In today’s economy, many credit unions find themselves with merger opportunities, but the potential hazards of collaborating can make even the most seasoned CEOs take pause.
While a number of small credit unions are successfully reinventing themselves to adapt to today’s economic times, for many others, the challenge is becoming serious and a merger might seem to be the only means for survival.
A credit union typically undergoes a merger to improve its standing and, more importantly, its members’ standings, experts have said. Without improved member value, there is little that is sustainable or beneficial about a merger, but there’s more to it than changing the signage.
Finding the best partners, negotiating terms, completing the required regulatory paperwork, due diligence, vendor notification and member disclosures are all part of the process. Most importantly, a merger without a strong communication plan involving employees and members could be a deal breaker, experts warn.
“There are a lot of reasons that credit unions are merging these days and it’s not only so they can survive,” said David Bennett, director of public relations for the Northwest Credit Union Association, which has offices in Beaverton, Ore., and Federal Way, Wash. “CEO’s are retiring left and right and the cost of a good CEO is quite expensive. The economy is certainly behind the decision to merge for many, but there are a lot of different reasons behind the amount of mergers these days.”
According to Bennett, there were 65 mergers in the state of Washington between 2010 and 2011.
“When people hear the word ‘merger,’ they think of layoffs,” said Shari Campbell, vice president of JayRay, a Tacoma, Wash.-based company that specializes in branding, advertising and strategic communications.
“They don’t want to see jobs lost, especially in small towns with a tight-knit culture when they think a merger means that the same woman who has greeted them for years might lose her job,” Campbell said. “Communication is a big part of a merger and credit unions need to do a better job of explaining and reassuring the public that things will change for the better.”
JayRay has been involved in three credit union mergers this year, according to Campbell. In 2012, the firm led the $420 million Montana 1st Credit Union in Missoula, Mont., through a campaign that resulted in a successful second vote by members to merge with the $2 million Horizon Credit Union in Spokane, Wash., Campbell said.
"The merger was about bringing additional value to the membership and opportunities to grow Montana 1st to better serve our entire field of membership. And, a strategic partnership with Horizon Credit Union does just that," said Chris Sisco, CEO of the $64 million Montana 1st who will retire next year but will continue as regional vice president of corporate integration. "The board and senior management spent a considerable amount of time looking at the opportunities for more member access and more services being provided by the same friendly faces with the name the members knew and trust, Montana 1st."
When the news about a possible merger began circulating, Montana 1st members were reluctant. After a small voter turnout last December that resulted in a ‘no’ vote, the credit union planned to give members a second chance. JayRay said it was brought in to guide communications efforts and turn the second vote around.
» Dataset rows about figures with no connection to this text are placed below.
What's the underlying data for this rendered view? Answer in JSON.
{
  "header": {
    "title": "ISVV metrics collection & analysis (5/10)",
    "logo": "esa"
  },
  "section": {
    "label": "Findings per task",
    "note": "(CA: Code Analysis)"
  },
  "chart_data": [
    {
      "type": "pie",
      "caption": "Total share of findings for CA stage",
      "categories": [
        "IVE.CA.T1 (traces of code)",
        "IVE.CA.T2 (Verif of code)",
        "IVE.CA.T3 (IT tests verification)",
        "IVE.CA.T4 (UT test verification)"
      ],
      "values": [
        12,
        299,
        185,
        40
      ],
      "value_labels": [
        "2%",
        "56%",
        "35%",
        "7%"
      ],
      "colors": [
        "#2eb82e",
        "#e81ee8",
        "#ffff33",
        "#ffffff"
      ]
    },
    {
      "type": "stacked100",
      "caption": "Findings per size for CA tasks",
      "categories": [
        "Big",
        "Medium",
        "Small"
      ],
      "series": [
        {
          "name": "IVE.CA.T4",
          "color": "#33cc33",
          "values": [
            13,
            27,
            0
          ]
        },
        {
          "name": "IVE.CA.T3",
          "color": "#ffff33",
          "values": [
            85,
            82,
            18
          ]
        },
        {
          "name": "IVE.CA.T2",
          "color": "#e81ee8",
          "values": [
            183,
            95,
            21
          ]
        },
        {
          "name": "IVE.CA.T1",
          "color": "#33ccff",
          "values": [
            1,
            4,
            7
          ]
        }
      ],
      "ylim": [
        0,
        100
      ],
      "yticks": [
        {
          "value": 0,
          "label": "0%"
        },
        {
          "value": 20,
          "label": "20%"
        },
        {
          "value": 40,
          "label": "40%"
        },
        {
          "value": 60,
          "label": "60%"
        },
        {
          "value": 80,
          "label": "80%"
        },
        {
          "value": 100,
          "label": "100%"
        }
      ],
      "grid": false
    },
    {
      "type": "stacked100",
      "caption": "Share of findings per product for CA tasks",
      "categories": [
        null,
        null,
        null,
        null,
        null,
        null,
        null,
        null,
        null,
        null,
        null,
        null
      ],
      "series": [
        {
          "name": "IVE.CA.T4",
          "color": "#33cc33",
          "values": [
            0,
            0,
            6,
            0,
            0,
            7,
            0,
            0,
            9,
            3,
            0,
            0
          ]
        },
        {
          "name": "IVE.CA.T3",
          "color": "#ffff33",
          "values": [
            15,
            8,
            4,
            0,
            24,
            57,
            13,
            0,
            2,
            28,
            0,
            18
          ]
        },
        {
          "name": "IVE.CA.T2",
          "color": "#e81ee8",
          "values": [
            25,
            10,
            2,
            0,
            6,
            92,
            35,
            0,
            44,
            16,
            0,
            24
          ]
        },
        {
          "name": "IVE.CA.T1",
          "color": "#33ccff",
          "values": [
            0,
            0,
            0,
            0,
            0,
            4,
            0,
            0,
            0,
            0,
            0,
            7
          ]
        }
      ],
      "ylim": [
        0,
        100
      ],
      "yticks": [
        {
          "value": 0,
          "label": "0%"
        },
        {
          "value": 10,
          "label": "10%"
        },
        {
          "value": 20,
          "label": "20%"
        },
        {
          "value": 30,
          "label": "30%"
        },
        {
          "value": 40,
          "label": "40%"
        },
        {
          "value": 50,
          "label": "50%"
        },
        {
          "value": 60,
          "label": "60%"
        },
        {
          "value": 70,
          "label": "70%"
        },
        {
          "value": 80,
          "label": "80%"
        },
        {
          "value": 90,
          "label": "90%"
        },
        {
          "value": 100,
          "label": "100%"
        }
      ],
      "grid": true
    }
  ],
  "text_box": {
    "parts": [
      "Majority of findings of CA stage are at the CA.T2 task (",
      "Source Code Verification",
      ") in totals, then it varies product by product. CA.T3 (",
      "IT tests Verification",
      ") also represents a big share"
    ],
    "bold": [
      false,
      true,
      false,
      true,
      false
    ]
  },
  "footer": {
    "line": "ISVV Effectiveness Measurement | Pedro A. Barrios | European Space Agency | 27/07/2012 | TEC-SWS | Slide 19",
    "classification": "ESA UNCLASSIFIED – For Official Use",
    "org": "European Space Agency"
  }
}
A campaign with the theme “Better for you, better for Montana,” featured members, employees and community ambassadors explaining why they supported the merger and planned to vote yes. The message was delivered via outdoor, print, direct mail, Web and in Montana 1st branches.
With the merger making weekly headlines in the local paper, a strategic media relations plan was also important to even out the handful of negative voices that were making a big presence, according to Campbell. JayRay led the credit union through a strategy that resulted in more balanced coverage including positive editorials and letters to the editor, she added. The result was a 56% vote in favor of merging.
Montana 1st will retain its name and employees. At press time, the merger was expected to be finalized by the end of September.
People issues aside, a merger is an expensive plan. Larry Hays, president/CEO of the Lenexa, Kan.-based Beyond Marketing LLC, said that creating a budget and understanding that mergers are costly are very important and without a firm grasp on the realities of the high price of merging two credit unions, problems can quickly arise.
“You have to remember that you’re doing everything twice,” Hayes said. “You have two sets of employees, statement vendors, displays, signage and ad campaigns and different fee schedules that you will need to merge into one. You have the cost of creating a new website and merging two banking systems in to one. Credit unions have to understand that a merger is expensive and if you don’t budget correctly you could be in the middle and find yourself without enough money to get the job done.”
Hayes leads Beyond Marketing, a CUSO that’s preparing to launch a direct mail packet that aims to help credit unions prepare a schedule on when and what to communicate if a merger is in the works.
“The pitfalls in a merger are plentiful,” Hayes said. “To avoid the difficulties, you have to take it slow, have a plan and involve the employees and community."
Even if the credit unions involved can create a working budget, work with vendors and avoid the monetary hazards, in the end, a successful merger comes down to communication, Hayes said. Town hall meetings with human resource representatives, employees, long-time members and the community can help ease merger jitters.
“Times are changing and this is not your father’s credit union,” Hayes said. “For a successful credit union merger, you need to stop and think prior to merging because if you don’t, it may not be as successful as you hoped it would be.”